The first few months that we were in Cuba, all students at the Latin American School of Medicine (ELAM) had to take a pre-med “leveling” course because we came from different countries, and it was necessary to begin with a more uniform level of understanding.
At the school I had the opportunity to get to know students from other countries. In the beginning, the different groups from each country were very cliquish, and their nationalism prevented greater bonding. In addition, the World Cup Soccer championships were approaching, so students became even more polarized in their fanaticism for the sport.
It was obvious that youths from any one country knew very little about other nations. Over the course of time, through our classes (where there were one or two students from each country) and due to soccer (despite the polarizing tendencies evidenced with the holding of the World Cup), the various groups of nationalities became more united.
The experience turned out to be unique. While each country possessed a rich culture and was different from the others, at the same time the particularities of Latin America united us.

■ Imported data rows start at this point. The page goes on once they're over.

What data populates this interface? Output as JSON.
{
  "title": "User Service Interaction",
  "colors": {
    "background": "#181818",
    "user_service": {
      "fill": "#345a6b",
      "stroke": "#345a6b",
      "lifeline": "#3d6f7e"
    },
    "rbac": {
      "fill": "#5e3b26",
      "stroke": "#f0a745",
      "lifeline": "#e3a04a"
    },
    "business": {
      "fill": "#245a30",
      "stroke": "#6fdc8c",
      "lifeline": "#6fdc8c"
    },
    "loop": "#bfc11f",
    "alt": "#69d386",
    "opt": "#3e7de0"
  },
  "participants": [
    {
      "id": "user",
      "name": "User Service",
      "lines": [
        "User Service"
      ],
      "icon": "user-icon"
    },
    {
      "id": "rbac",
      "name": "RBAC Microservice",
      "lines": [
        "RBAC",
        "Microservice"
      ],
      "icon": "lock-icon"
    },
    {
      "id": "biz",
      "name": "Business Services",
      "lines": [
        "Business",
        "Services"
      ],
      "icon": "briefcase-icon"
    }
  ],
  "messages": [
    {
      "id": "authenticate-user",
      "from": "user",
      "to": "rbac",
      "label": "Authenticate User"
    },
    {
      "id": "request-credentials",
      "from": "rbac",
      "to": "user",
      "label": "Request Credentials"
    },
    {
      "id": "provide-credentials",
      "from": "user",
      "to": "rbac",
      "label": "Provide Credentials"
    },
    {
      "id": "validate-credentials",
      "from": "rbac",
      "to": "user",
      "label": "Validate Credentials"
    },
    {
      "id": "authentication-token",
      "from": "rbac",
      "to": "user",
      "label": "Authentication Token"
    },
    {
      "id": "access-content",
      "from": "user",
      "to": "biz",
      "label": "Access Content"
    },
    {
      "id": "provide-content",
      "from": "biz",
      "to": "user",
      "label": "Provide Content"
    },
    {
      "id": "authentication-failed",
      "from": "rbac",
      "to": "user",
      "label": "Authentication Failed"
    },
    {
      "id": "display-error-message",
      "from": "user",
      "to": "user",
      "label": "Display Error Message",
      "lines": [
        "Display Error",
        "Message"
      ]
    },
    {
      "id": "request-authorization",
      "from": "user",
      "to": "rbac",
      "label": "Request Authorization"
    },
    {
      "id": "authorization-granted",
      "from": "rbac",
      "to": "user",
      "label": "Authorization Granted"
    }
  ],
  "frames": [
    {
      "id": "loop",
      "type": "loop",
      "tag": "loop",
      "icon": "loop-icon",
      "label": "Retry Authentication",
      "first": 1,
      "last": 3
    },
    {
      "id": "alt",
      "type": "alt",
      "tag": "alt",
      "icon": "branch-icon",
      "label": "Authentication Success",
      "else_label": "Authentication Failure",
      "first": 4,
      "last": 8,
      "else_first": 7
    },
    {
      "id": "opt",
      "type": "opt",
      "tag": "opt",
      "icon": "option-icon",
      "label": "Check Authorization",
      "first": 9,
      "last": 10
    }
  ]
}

These commonalities were expressed spontaneously through cultural activities: guitar playing and drinking maté tea, dancing to Venezuelan and Honduran drums, cueca dancing, the marimba, Brazilian samba, as well as through regional vocabularies that enriched our discussions. In short, many forms were expressed in this encounter of our coalition of nations. The images became etched in the furrows of my mind as my concepts of the world changed rapidly.
This experience paid off in a personal sense as well. I had the opportunity to pursue a career, to give a tremendous boost to my entire family, to grow individually in several aspects, and when I return home I would possess the tools to give a hand to those in need of medical attention. Who could ask more of life?
Could I criticize anything about Cuba? Who was I to criticize it after having been given a free scholarship to study in this country? These and many other questions were also raised in the minds of students who came here with some level of political conscience, or at least those who had the socialist understanding that it was necessary to relate consciously to the country’s policies and respective practices.
A question was therefore presented as to how to carry out political activities and raise political consciousness if the Cuban Communist Party (CCP) was against this.
Most of the students were not interested in what was happening in their respective countries, they only thought about completing their medical training; the ideals of selfless human service were held by only the most progressive group.
Gradually the students who were interested in discussing political ideas and the situation in Latin America were consigned to conform to the management of the school, to the CCP. They learned how not to complain about things they didn’t understand; to accept that they had come to Cuba study, not to become involved in politics; and to view the CCP as the unquestioned leadership body.
“What could these kids know about socialism compared to the CCP?”
These were the conditions that were required of students who came with the idea from learning more than only medicine. Many of these students belonged to political parties and mass movements in Latin America that had -and continue to have- close relations with the CCP, and the leadership entities of these groups participate in common programs with the Party.
I was confused by this situation, and temporarily abstained from involvement in “political life.” Upon completing my premedical training, due to a personal situation I had to travel to Argentina, where I had time to think a little more about this situation.